Carbon tracking is a small but fast-growing market with companies like SAP AG and Johnson Controls Inc among those offering tools to monitor environmental impacts.
With the formation of Village Green's U.S. unit this year, company Chief Executive Doug Smith said it plans to take 40 percent of the U.S. market for carbon-tracking software and become the market leader.
There's no point being second, Smith told Reuters in an interview.
Village Green started in Victoria, Australia in 2002 as an environmental consultancy and has done work in Malaysia, Ireland and the Middle East. Now it is now honing in on the United States.
If you look at the U.S. alone in relation to stimulus funding in the clean tech sector, auditing is worth $2 (billion) to $5 billion, Smith said.
The privately held company plans to become the U.S. market leader within two to five years, Smith said. It has an office in Palo Alto, California and is building a staff of 250.
Village Green expects the industry to create 68,000 jobs for environmental auditors who work with the public sector.
TEAM WORK
With the partnership, Microsoft agents will offer Village Green's software as a carbon tracking tool to its public sector clients through its indirect sales model.
Smith said by working the public sector, Village Green can also reach small business communities.
Local government potentially (will be) picking up licenses for their business customers and they're providing the tools for their small businesses, so they can go online and do it for themselves, Smith said.

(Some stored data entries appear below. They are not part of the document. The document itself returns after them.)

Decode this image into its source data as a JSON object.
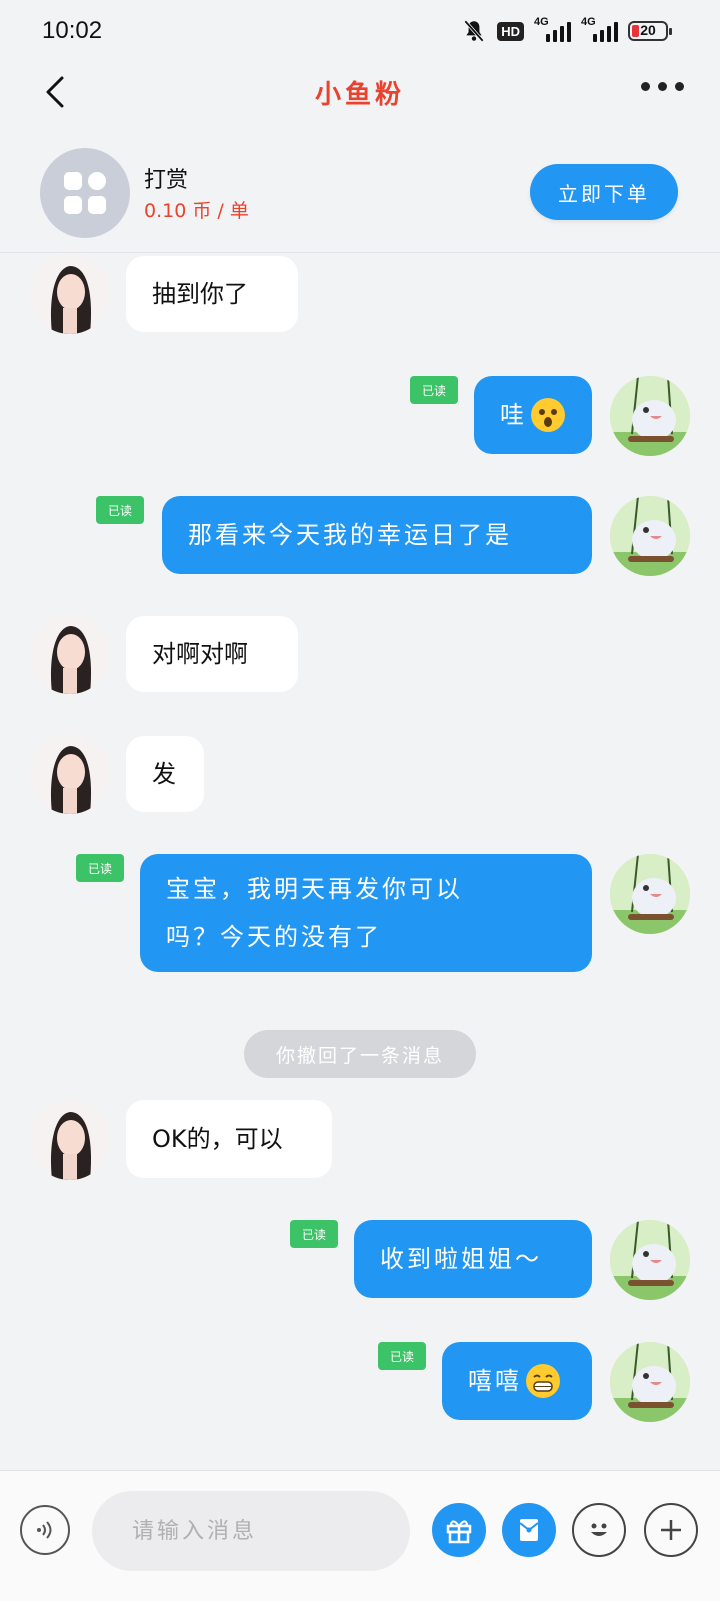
{
  "status": {
    "time": "10:02",
    "hd": "HD",
    "net1": "4G",
    "net2": "4G",
    "battery": "20"
  },
  "nav": {
    "title": "小鱼粉",
    "back_icon": "back-arrow-icon",
    "more_icon": "more-dots-icon"
  },
  "order": {
    "title": "打赏",
    "price": "0.10 币 / 单",
    "button": "立即下单"
  },
  "read_label": "已读",
  "messages": [
    {
      "text": "抽到你了"
    },
    {
      "text": "哇"
    },
    {
      "text": "那看来今天我的幸运日了是"
    },
    {
      "text": "对啊对啊"
    },
    {
      "text": "发"
    },
    {
      "line1": "宝宝，我明天再发你可以",
      "line2": "吗？今天的没有了"
    },
    {
      "text": "你撤回了一条消息"
    },
    {
      "text": "OK的，可以"
    },
    {
      "text": "收到啦姐姐～"
    },
    {
      "text": "嘻嘻"
    }
  ],
  "input": {
    "placeholder": "请输入消息"
  },
  "colors": {
    "accent": "#2196f3",
    "title_red": "#e8432e",
    "read_green": "#3cc267"
  }
}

Village Green's tool, called SMARTWeb, tracks electricity use, water consumption, transportation, natural gas, waste and other factors to find ways to save energy and money.

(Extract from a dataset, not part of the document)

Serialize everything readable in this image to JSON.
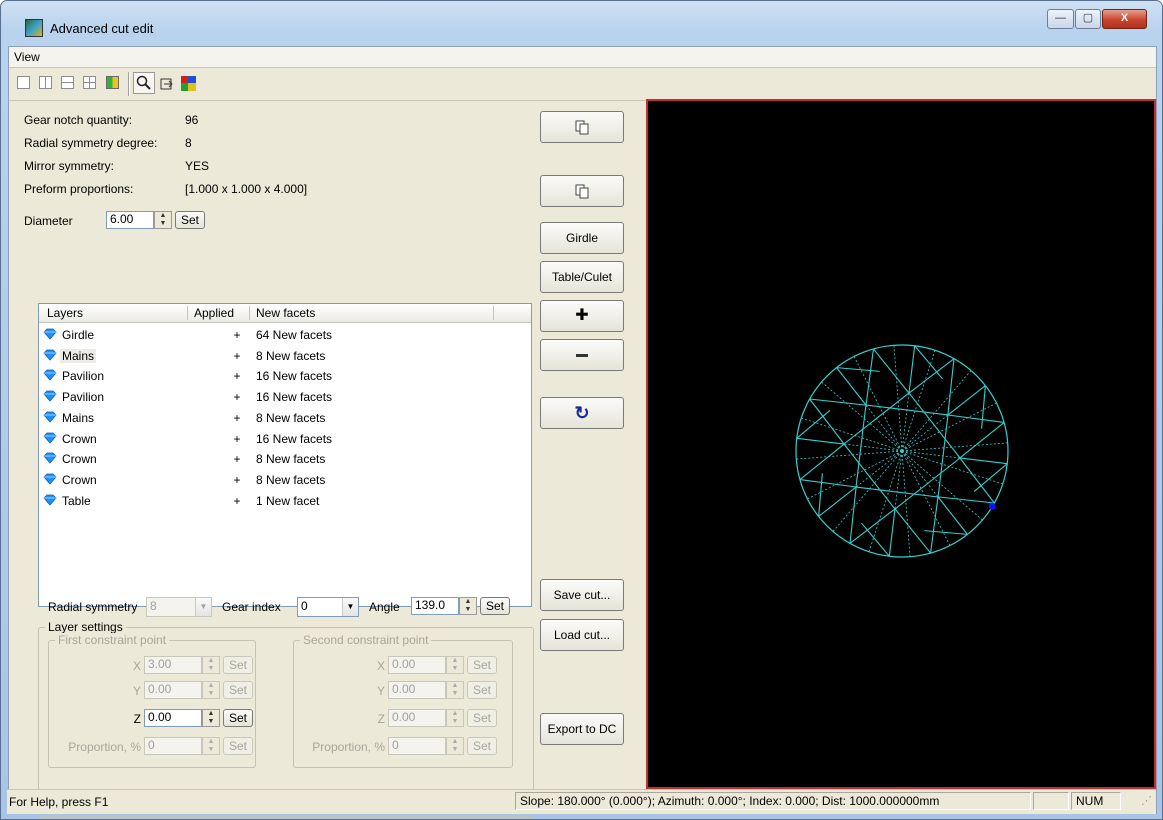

Village Green's customers save an average of 15 to 20 percent on their energy consumption without spending any money, looking solely at how the staff uses the equipment in the building, Smith said.

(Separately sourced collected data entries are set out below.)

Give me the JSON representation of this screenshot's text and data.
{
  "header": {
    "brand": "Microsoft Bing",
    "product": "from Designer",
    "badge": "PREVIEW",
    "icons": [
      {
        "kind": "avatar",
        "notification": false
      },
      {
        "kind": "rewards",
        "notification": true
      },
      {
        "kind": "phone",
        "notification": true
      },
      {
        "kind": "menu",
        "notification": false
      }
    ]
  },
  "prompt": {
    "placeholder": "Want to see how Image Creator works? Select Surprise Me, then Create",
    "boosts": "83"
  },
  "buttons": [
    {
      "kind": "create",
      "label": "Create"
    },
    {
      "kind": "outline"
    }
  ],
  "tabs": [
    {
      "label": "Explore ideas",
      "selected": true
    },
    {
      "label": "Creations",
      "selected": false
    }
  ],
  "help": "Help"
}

Two main factors driving the U.S. market are corporate social responsibility and government policy, Smith said.
A recent study by Groom Energy Solutions, a U.S. firm that helps companies reduce energy consumption, estimated that about half the Fortune 500 companies have calculated their carbon footprints, compared with just 4 percent five years ago.
In 2010, new federal environmental regulations will require large emitters of heat-trapping emissions to start collecting data on greenhouse gases, under a reporting system the U.S. Environmental Protection Agency finalized last week.
Matt Miszewski, Microsoft's general manager for its worldwide public sector, said the carbon-tracking market's growth depends in part what happens at the United Nations climate summit in Copenhagen in December.
We feel we're on the cusp of a very large market here that is about to be born in Copenhagen, Miszewski said.
We hope the current market size will be multiplying going forward and not only will we be working to protect the environment but also the global economy with sustainable green-oriented jobs, he added.